Funny, isn't it, how long it takes to decorate a Christmas tree, when it takes such a short time to demolish it? And even funnier, I suppose, is the fact that I always take the decorations off the tree in the same order. I always begin with these glass baubles, which I bought in Woolworth's for our very first Christmas tree which must have been 48 years ago. The fine glass in the indentations of two of the baubles is broken and long vanished, leaving only sparkling shards, but the long-tailed pink one is intact despite the fact that it never had a fitting on the top for the thread to go through and I had to improvise.

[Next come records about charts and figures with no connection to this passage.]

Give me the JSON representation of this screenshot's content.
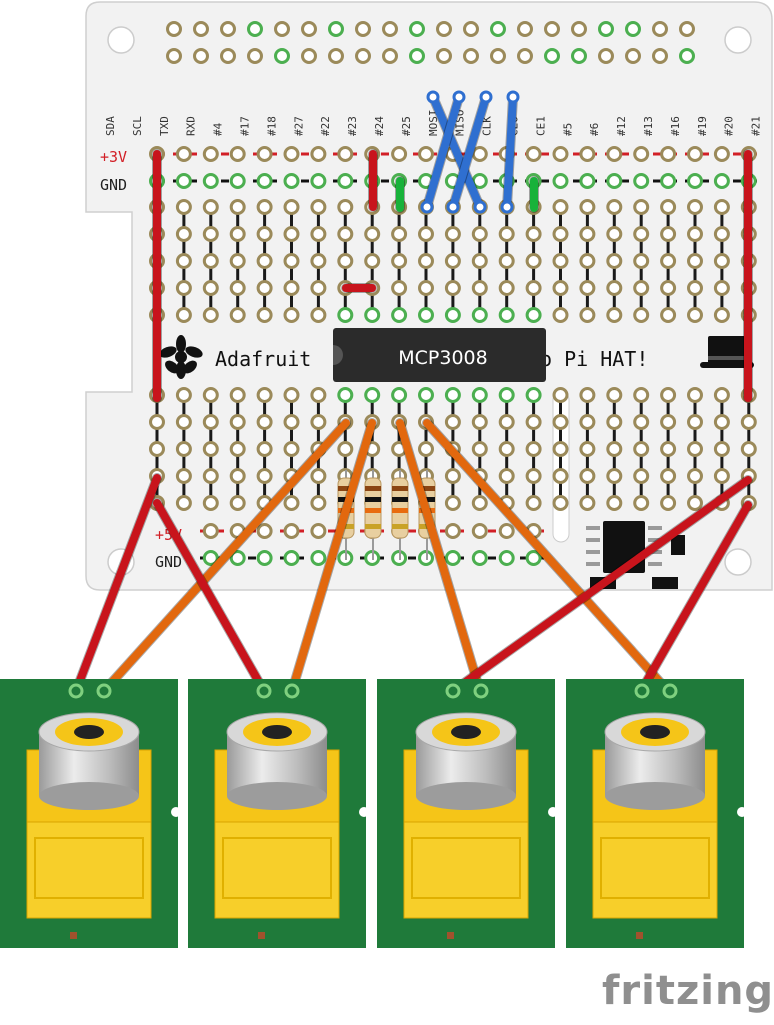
{
  "board": {
    "pin_labels": [
      "SDA",
      "SCL",
      "TXD",
      "RXD",
      "#4",
      "#17",
      "#18",
      "#27",
      "#22",
      "#23",
      "#24",
      "#25",
      "MOSI",
      "MISO",
      "CLK",
      "CE0",
      "CE1",
      "#5",
      "#6",
      "#12",
      "#13",
      "#16",
      "#19",
      "#20",
      "#21"
    ],
    "rail_top_power": "+3V",
    "rail_top_ground": "GND",
    "rail_bottom_power": "+5V",
    "rail_bottom_ground": "GND",
    "silkscreen_left": "Adafruit",
    "silkscreen_right": "o Pi HAT!",
    "chip_label": "MCP3008"
  },
  "connectors": {
    "count": 4,
    "type": "RCA jack",
    "colors": {
      "pcb": "#1f7a3a",
      "body": "#f5c518",
      "sleeve": "#c9c9c9"
    }
  },
  "wire_colors": {
    "power": "#c8141c",
    "spi": "#2f6fd0",
    "jumper": "#18b23a",
    "signal": "#e2680e"
  },
  "footer": {
    "logo_text": "fritzing"
  }
}
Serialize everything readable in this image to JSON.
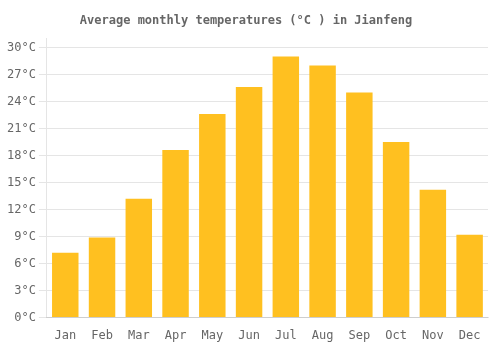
{
  "chart_data": {
    "type": "bar",
    "title": "Average monthly temperatures (°C ) in Jianfeng",
    "categories": [
      "Jan",
      "Feb",
      "Mar",
      "Apr",
      "May",
      "Jun",
      "Jul",
      "Aug",
      "Sep",
      "Oct",
      "Nov",
      "Dec"
    ],
    "values": [
      7.2,
      8.9,
      13.2,
      18.6,
      22.6,
      25.6,
      29.0,
      28.0,
      25.0,
      19.5,
      14.2,
      9.2
    ],
    "color": "#FFC020",
    "ylim": [
      0,
      31
    ],
    "yticks": [
      {
        "value": 0,
        "label": "0°C"
      },
      {
        "value": 3,
        "label": "3°C"
      },
      {
        "value": 6,
        "label": "6°C"
      },
      {
        "value": 9,
        "label": "9°C"
      },
      {
        "value": 12,
        "label": "12°C"
      },
      {
        "value": 15,
        "label": "15°C"
      },
      {
        "value": 18,
        "label": "18°C"
      },
      {
        "value": 21,
        "label": "21°C"
      },
      {
        "value": 24,
        "label": "24°C"
      },
      {
        "value": 27,
        "label": "27°C"
      },
      {
        "value": 30,
        "label": "30°C"
      }
    ],
    "grid": true
  }
}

In fact I had to put thread on all of these - they all arrived without, and have loops of black cotton tied all these years ago by my own fair hand ...
I love these because of their history, and also because they remind me of the ones my parents had - and now I think of it, I can't think where they ended up, as I never came across them. I have other dangly shiny things that also have their memories, not least the tiny mirror-balls I bought in Glasgow while on a lunch break from visiting my mother in the nursing home; she died less than a week later. The most recent are two little toy soldier figures from this year's crackers at Christmas dinner, and tiny glass balls from a contemporary in church who always attaches some kind of trinket to her Christmas card to us.
My extra photo is a messed-around-with photo I took today in the buffeting wind of catkins on a tree we passed. It was never much of a photo, but I rather like the crazily arty one I've produced.